One Book, One Chicago: writer Yiyun Li wrestles with concepts of darkness

by Jorgen Rehn correspondent

Twice yearly the Chicago Public Library system and various sponsors host a citywide event known as “One Book, One Chicago” (OBOC). According to, this event, now in its eleventh year, was created “as an opportunity to engage and enlighten our residents, foster a sense of community and create a culture of reading in our city.” Every April and November a book is chosen and events are held to discuss the content and themes therein.

This spring the OBOC choice was “Gold Boy, Emerald Girl” by writer Yiyun Li. This book, published in 2010, is the author’s third book and consists of a collection of nine short stories based in the author’s native China. One of the events held for this OBOC was a question and answer seminar with Li on April 19 at the Harold Washington Library Center. At this event, Li was very open about how her past shaped the tone of these stories.

What the reader will notice right away is that all of these stories have dark undertones that truly reach into the depth of human emotion and brokenness. When asked by the questioner, Chicago author Achy Obejas, about this aspect, Li replied, “Literature looks beyond the surface.” She went on to say that she sees no value in painting an unrealistically cheery image of a world that is dark and painful.

Li, who currently lives in California with her husband and two children, attributes this perspective to growing up in China. Her mother was a communist schoolteacher, but like many she had her fears. “‘There are eyes behind every door,’ my mother would tell me,” remembered Li. In regards to her desire to become a writer, she had to keep it secret and instead follow her parents’ wish for her to become a scientist. “My parents disapproved of reading fiction,” she said. This suppression made Li a very private person who learned to quietly observe everything she saw and internalize her feelings.

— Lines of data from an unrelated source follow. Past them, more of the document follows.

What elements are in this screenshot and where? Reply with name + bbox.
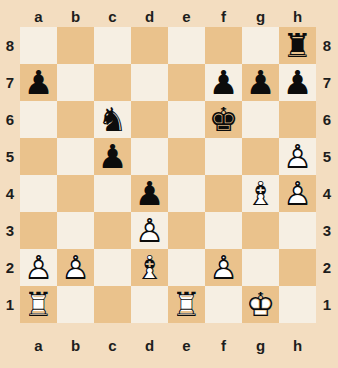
rank-label-right-5: 5: [316, 138, 338, 175]
black-piece-glyph: ♞︎: [94, 101, 131, 138]
square-d7[interactable]: [131, 64, 168, 101]
square-g4[interactable]: ♝︎♗︎: [242, 175, 279, 212]
square-e1[interactable]: ♜︎♖︎: [168, 286, 205, 323]
square-e5[interactable]: [168, 138, 205, 175]
rank-label-left-6: 6: [0, 101, 20, 138]
piece-white-pawn[interactable]: ♟︎♙︎: [20, 249, 57, 286]
square-h2[interactable]: [279, 249, 316, 286]
square-g8[interactable]: [242, 27, 279, 64]
white-piece-outline-layer: ♙︎: [20, 249, 57, 286]
square-g7[interactable]: ♟︎: [242, 64, 279, 101]
square-h4[interactable]: ♟︎♙︎: [279, 175, 316, 212]
rank-label-right-1: 1: [316, 286, 338, 323]
rank-label-right-4: 4: [316, 175, 338, 212]
square-d4[interactable]: ♟︎: [131, 175, 168, 212]
piece-black-pawn[interactable]: ♟︎: [94, 138, 131, 175]
piece-black-rook[interactable]: ♜︎: [279, 27, 316, 64]
piece-white-pawn[interactable]: ♟︎♙︎: [57, 249, 94, 286]
file-label-bottom-g: g: [242, 323, 279, 368]
white-piece-outline-layer: ♙︎: [279, 175, 316, 212]
square-a6[interactable]: [20, 101, 57, 138]
piece-black-pawn[interactable]: ♟︎: [131, 175, 168, 212]
file-label-bottom-b: b: [57, 323, 94, 368]
file-label-top-b: b: [57, 0, 94, 27]
square-f1[interactable]: [205, 286, 242, 323]
file-label-top-f: f: [205, 0, 242, 27]
square-c5[interactable]: ♟︎: [94, 138, 131, 175]
square-f8[interactable]: [205, 27, 242, 64]
square-h6[interactable]: [279, 101, 316, 138]
chess-board-grid: aabbccddeeffgghh8877665544332211♜︎♟︎♟︎♟︎…: [0, 0, 338, 368]
file-label-top-d: d: [131, 0, 168, 27]
white-piece-outline-layer: ♖︎: [20, 286, 57, 323]
rank-label-right-3: 3: [316, 212, 338, 249]
square-b8[interactable]: [57, 27, 94, 64]
square-b1[interactable]: [57, 286, 94, 323]
square-h7[interactable]: ♟︎: [279, 64, 316, 101]
square-c7[interactable]: [94, 64, 131, 101]
square-d1[interactable]: [131, 286, 168, 323]
black-piece-glyph: ♟︎: [205, 64, 242, 101]
square-a4[interactable]: [20, 175, 57, 212]
piece-black-pawn[interactable]: ♟︎: [20, 64, 57, 101]
chess-diagram: aabbccddeeffgghh8877665544332211♜︎♟︎♟︎♟︎…: [0, 0, 338, 368]
square-b3[interactable]: [57, 212, 94, 249]
square-c4[interactable]: [94, 175, 131, 212]
file-label-top-a: a: [20, 0, 57, 27]
square-f2[interactable]: ♟︎♙︎: [205, 249, 242, 286]
piece-black-pawn[interactable]: ♟︎: [205, 64, 242, 101]
piece-black-pawn[interactable]: ♟︎: [242, 64, 279, 101]
square-b5[interactable]: [57, 138, 94, 175]
square-c1[interactable]: [94, 286, 131, 323]
square-d2[interactable]: ♝︎♗︎: [131, 249, 168, 286]
white-piece-outline-layer: ♖︎: [168, 286, 205, 323]
rank-label-left-7: 7: [0, 64, 20, 101]
piece-white-rook[interactable]: ♜︎♖︎: [168, 286, 205, 323]
piece-white-pawn[interactable]: ♟︎♙︎: [205, 249, 242, 286]
file-label-bottom-d: d: [131, 323, 168, 368]
rank-label-left-4: 4: [0, 175, 20, 212]
square-d3[interactable]: ♟︎♙︎: [131, 212, 168, 249]
square-e7[interactable]: [168, 64, 205, 101]
piece-white-bishop[interactable]: ♝︎♗︎: [131, 249, 168, 286]
black-piece-glyph: ♜︎: [279, 27, 316, 64]
square-a2[interactable]: ♟︎♙︎: [20, 249, 57, 286]
rank-label-left-1: 1: [0, 286, 20, 323]
piece-white-king[interactable]: ♚︎♔︎: [242, 286, 279, 323]
black-piece-glyph: ♚︎: [205, 101, 242, 138]
square-c2[interactable]: [94, 249, 131, 286]
piece-black-king[interactable]: ♚︎: [205, 101, 242, 138]
square-d8[interactable]: [131, 27, 168, 64]
file-label-bottom-a: a: [20, 323, 57, 368]
file-label-bottom-c: c: [94, 323, 131, 368]
square-g6[interactable]: [242, 101, 279, 138]
square-e2[interactable]: [168, 249, 205, 286]
square-f3[interactable]: [205, 212, 242, 249]
square-f5[interactable]: [205, 138, 242, 175]
square-e8[interactable]: [168, 27, 205, 64]
black-piece-glyph: ♟︎: [94, 138, 131, 175]
square-g2[interactable]: [242, 249, 279, 286]
square-e4[interactable]: [168, 175, 205, 212]
square-g1[interactable]: ♚︎♔︎: [242, 286, 279, 323]
piece-white-rook[interactable]: ♜︎♖︎: [20, 286, 57, 323]
rank-label-left-2: 2: [0, 249, 20, 286]
square-f4[interactable]: [205, 175, 242, 212]
file-label-top-c: c: [94, 0, 131, 27]
black-piece-glyph: ♟︎: [279, 64, 316, 101]
piece-white-bishop[interactable]: ♝︎♗︎: [242, 175, 279, 212]
white-piece-outline-layer: ♗︎: [242, 175, 279, 212]
rank-label-right-2: 2: [316, 249, 338, 286]
piece-black-knight[interactable]: ♞︎: [94, 101, 131, 138]
white-piece-outline-layer: ♙︎: [279, 138, 316, 175]
square-c3[interactable]: [94, 212, 131, 249]
white-piece-outline-layer: ♙︎: [131, 212, 168, 249]
white-piece-outline-layer: ♔︎: [242, 286, 279, 323]
black-piece-glyph: ♟︎: [20, 64, 57, 101]
square-e6[interactable]: [168, 101, 205, 138]
piece-white-pawn[interactable]: ♟︎♙︎: [279, 138, 316, 175]
square-a1[interactable]: ♜︎♖︎: [20, 286, 57, 323]
black-piece-glyph: ♟︎: [242, 64, 279, 101]
rank-label-right-7: 7: [316, 64, 338, 101]
square-b4[interactable]: [57, 175, 94, 212]
square-g3[interactable]: [242, 212, 279, 249]
piece-black-pawn[interactable]: ♟︎: [279, 64, 316, 101]
white-piece-outline-layer: ♙︎: [205, 249, 242, 286]
square-a8[interactable]: [20, 27, 57, 64]
square-a3[interactable]: [20, 212, 57, 249]
square-c6[interactable]: ♞︎: [94, 101, 131, 138]
square-e3[interactable]: [168, 212, 205, 249]
square-b6[interactable]: [57, 101, 94, 138]
square-a5[interactable]: [20, 138, 57, 175]
square-a7[interactable]: ♟︎: [20, 64, 57, 101]
square-b7[interactable]: [57, 64, 94, 101]
square-c8[interactable]: [94, 27, 131, 64]
square-g5[interactable]: [242, 138, 279, 175]
piece-white-pawn[interactable]: ♟︎♙︎: [279, 175, 316, 212]
square-h1[interactable]: [279, 286, 316, 323]
square-d5[interactable]: [131, 138, 168, 175]
file-label-top-g: g: [242, 0, 279, 27]
white-piece-outline-layer: ♗︎: [131, 249, 168, 286]
file-label-bottom-f: f: [205, 323, 242, 368]
black-piece-glyph: ♟︎: [131, 175, 168, 212]
file-label-top-h: h: [279, 0, 316, 27]
square-h5[interactable]: ♟︎♙︎: [279, 138, 316, 175]
square-d6[interactable]: [131, 101, 168, 138]
white-piece-outline-layer: ♙︎: [57, 249, 94, 286]
square-h8[interactable]: ♜︎: [279, 27, 316, 64]
rank-label-left-8: 8: [0, 27, 20, 64]
piece-white-pawn[interactable]: ♟︎♙︎: [131, 212, 168, 249]
square-b2[interactable]: ♟︎♙︎: [57, 249, 94, 286]
file-label-top-e: e: [168, 0, 205, 27]
rank-label-left-3: 3: [0, 212, 20, 249]
rank-label-right-8: 8: [316, 27, 338, 64]
rank-label-left-5: 5: [0, 138, 20, 175]
file-label-bottom-e: e: [168, 323, 205, 368]
file-label-bottom-h: h: [279, 323, 316, 368]
square-h3[interactable]: [279, 212, 316, 249]
square-f6[interactable]: ♚︎: [205, 101, 242, 138]
square-f7[interactable]: ♟︎: [205, 64, 242, 101]
rank-label-right-6: 6: [316, 101, 338, 138]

When Li was in her 20s she immigrated to the United States and found freedom in the cornfields of Iowa. “What did America mean to you at the time?” Obejas asked. “Nothing,” Li quickly replied. She then added, “It meant away from home.” Out of this milieu emerged a writer who is keenly aware of how badly humans can treat each other, and who is also skilled at showing that brokenness through the written word. Li said she strives to not be a Chinese writer or an American writer, but an international writer whose words transcend cultural divides.